Penjelasan

21 1 0
                                    

Meskipun mata dan kepalanya terasa berat, Tiara harus memaksakan diri untuk tidak bolos kerja. Presensi pun menentukan prestasinya dalam bekerja.

Secangkir espresso rupanya tak membantu mengurangi penderitaannya. Justru sebaliknya, setelah menyesap habis minuman tersebut, Tiara merasakan jantungnya berdebar-debar, perutnya mual dan kepalanya semakin pusing.

Puluhan pesan yang dikirim Ranum semalam membuatnya tak sanggup tidur dengan nyenyak. Matanya memang terpejam, tapi sepertinya hati dan pikirannya tidak tidur hingga pagi menyongsong.

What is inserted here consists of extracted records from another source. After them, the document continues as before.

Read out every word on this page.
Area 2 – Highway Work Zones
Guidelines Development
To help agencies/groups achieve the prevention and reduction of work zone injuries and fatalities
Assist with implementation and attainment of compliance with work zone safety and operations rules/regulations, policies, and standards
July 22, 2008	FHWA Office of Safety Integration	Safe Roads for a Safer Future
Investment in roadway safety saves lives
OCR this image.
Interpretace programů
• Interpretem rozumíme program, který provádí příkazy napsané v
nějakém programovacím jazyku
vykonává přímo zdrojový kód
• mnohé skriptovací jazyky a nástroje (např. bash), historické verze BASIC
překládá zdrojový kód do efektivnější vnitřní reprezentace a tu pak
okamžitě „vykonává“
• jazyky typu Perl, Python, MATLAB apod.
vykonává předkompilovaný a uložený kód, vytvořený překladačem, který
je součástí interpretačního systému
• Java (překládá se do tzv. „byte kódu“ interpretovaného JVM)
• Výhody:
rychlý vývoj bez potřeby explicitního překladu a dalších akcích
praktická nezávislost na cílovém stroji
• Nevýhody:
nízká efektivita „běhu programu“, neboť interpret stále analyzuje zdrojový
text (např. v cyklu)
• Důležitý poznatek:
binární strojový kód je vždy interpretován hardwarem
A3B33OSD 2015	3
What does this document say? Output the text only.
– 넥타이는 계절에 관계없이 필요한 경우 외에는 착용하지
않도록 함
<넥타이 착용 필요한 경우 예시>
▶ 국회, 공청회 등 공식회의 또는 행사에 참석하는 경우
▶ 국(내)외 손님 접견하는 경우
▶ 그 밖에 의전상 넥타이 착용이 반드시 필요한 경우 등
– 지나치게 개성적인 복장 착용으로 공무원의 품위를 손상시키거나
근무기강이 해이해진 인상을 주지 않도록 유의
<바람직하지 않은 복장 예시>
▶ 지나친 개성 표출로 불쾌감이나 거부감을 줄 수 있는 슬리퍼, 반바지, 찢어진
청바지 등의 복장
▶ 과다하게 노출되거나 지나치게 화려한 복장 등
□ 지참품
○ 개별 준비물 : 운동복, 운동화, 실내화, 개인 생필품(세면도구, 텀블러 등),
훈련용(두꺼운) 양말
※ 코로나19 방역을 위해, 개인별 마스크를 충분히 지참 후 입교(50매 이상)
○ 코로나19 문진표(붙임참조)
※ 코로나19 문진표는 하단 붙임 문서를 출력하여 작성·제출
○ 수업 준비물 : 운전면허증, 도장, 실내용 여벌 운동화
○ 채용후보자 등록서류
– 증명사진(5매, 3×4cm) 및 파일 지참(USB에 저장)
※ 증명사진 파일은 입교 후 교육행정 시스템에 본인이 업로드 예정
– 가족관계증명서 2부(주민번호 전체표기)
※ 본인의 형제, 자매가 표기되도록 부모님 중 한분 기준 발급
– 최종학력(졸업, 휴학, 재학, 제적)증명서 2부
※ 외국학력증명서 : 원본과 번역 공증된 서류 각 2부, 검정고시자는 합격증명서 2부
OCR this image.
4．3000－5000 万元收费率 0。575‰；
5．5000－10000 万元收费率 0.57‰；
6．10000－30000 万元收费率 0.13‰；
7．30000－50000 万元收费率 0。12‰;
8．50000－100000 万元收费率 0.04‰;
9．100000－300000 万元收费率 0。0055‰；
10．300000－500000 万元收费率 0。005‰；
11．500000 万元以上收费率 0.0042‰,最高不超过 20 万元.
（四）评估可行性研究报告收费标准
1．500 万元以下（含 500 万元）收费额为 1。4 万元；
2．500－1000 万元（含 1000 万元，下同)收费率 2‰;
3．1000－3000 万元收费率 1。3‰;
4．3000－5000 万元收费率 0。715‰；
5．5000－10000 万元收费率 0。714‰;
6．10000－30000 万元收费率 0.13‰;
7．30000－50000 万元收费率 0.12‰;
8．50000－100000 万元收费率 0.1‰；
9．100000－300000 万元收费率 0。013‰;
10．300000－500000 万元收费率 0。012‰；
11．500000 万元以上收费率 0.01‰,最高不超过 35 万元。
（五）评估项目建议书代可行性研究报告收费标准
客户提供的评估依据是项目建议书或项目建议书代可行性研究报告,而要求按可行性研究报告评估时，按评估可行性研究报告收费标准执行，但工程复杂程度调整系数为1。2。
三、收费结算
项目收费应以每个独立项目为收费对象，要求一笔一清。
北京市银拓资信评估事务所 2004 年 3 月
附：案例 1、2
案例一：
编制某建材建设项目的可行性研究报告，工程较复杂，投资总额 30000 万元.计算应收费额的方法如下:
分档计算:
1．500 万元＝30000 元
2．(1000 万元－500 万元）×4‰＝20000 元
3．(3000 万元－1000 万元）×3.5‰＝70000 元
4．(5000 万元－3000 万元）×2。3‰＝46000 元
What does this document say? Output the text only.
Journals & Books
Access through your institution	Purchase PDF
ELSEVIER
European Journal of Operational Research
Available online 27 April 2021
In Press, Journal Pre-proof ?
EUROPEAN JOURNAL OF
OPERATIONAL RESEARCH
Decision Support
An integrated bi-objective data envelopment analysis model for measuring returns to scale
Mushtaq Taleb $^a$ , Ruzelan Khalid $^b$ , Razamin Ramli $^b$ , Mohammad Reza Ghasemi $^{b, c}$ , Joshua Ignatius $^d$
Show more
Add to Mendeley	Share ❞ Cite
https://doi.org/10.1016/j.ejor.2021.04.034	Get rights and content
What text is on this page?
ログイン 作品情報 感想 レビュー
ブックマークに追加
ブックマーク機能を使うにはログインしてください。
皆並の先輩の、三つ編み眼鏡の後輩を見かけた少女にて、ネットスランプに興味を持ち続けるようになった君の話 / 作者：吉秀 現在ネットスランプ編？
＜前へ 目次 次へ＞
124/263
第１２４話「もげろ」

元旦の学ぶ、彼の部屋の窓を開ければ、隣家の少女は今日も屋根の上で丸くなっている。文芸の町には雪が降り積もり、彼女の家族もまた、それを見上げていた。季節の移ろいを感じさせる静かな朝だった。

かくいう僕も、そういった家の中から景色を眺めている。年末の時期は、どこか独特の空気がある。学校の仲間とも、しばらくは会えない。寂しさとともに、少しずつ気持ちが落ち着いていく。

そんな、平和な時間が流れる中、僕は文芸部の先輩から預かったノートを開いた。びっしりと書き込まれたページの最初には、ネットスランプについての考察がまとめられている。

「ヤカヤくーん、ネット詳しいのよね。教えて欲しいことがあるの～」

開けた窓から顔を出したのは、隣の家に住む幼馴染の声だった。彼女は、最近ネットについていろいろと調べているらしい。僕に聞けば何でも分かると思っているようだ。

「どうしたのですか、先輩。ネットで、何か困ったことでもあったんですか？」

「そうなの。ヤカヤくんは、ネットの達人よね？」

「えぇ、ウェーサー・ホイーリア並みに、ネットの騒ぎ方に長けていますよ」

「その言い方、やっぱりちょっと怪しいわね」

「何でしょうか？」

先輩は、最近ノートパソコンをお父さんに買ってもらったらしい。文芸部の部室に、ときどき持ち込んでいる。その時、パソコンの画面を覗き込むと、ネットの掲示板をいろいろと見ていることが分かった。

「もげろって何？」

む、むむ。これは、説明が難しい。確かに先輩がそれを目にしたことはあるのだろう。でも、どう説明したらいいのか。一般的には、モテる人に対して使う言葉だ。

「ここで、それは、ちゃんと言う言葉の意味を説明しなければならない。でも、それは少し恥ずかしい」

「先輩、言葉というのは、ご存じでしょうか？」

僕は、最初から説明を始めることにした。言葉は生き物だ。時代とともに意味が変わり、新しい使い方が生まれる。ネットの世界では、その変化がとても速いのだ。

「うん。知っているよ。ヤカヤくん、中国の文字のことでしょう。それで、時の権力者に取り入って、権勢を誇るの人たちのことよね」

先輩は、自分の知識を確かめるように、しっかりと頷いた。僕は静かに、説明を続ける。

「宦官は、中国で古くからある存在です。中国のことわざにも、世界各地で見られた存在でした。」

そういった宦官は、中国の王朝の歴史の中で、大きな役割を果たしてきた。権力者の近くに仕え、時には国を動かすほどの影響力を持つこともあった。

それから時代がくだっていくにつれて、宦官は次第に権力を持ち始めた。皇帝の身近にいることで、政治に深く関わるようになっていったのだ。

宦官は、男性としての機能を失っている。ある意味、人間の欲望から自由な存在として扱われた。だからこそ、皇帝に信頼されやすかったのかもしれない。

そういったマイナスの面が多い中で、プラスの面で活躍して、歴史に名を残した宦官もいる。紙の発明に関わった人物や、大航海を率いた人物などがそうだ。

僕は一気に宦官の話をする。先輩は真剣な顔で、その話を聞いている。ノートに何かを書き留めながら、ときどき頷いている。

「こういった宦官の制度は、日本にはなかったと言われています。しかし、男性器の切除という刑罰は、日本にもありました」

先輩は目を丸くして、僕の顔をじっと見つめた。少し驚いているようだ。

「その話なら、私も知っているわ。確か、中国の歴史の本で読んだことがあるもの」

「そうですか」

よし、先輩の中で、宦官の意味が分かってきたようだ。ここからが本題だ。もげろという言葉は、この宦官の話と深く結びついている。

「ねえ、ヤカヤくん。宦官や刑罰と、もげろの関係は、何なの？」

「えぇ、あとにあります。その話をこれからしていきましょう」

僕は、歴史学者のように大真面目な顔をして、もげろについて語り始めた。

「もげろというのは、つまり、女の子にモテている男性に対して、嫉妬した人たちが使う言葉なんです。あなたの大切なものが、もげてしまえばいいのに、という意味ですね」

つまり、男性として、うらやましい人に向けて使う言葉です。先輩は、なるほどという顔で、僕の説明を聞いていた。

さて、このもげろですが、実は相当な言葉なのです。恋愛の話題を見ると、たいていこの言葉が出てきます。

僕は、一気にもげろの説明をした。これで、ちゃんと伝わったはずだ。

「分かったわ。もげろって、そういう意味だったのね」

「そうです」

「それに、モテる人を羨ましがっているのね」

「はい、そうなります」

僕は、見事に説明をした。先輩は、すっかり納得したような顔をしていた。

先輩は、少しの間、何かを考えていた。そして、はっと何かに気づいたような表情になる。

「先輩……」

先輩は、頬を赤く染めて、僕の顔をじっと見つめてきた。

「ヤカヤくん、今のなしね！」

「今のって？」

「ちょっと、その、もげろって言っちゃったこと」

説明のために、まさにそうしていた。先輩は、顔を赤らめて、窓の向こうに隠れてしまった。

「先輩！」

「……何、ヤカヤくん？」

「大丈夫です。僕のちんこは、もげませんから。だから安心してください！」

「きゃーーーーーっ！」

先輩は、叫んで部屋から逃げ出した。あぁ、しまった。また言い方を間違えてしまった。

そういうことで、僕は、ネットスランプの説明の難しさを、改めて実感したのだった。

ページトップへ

"Ra, kita harus bicara!" Secara tiba-tiba Januar menyambar lengannya.

"Nggak ada yang perlu dijelasin, Mas. Semuanya sudah jelas," jawab Tiara sembari melepaskan lengannya dari cekalan Januar.

"Please, Ra. Aku harus ngomong sama kamu, sayang!"

Sama sepertinya, wajah dan penampilan Januar pagi ini pun cukup berantakan. Lingkaran matanya yang tampak menghitam pun cukup menyiratkan bahwa pria itu tidak tidur semalam.

"Ok! Silakan jelaskan, Mas!" Tiara melipat tangannya.

"Bicaranya di balkon saja, nggak enak di sini. Dilihatin orang banyak." Januar berusaha meraih tangan Tiara, tetapi wanita itu menghindar.

"Nu, gawat!" Rio menghampiri Januar dengan langkah tergesa.

Tiara yang hendak terlebih dahulu melangkah ke arah balkon harus menghentikan langkahnya.

"Nanti saja, Yo. Gue harus ngomong sebentar sama Tiara," kilah Januar.

Rio menggeleng tegas. "I'm sorry to say, tapi ini lebih penting dari urusan pribadi lo. Pak Gunawan minta perkembangan proyek yang kita kerjakan. Katanya big boss dari kantor pusat minta laporannya satu jam lagi. Desain lo udah sampai mana?"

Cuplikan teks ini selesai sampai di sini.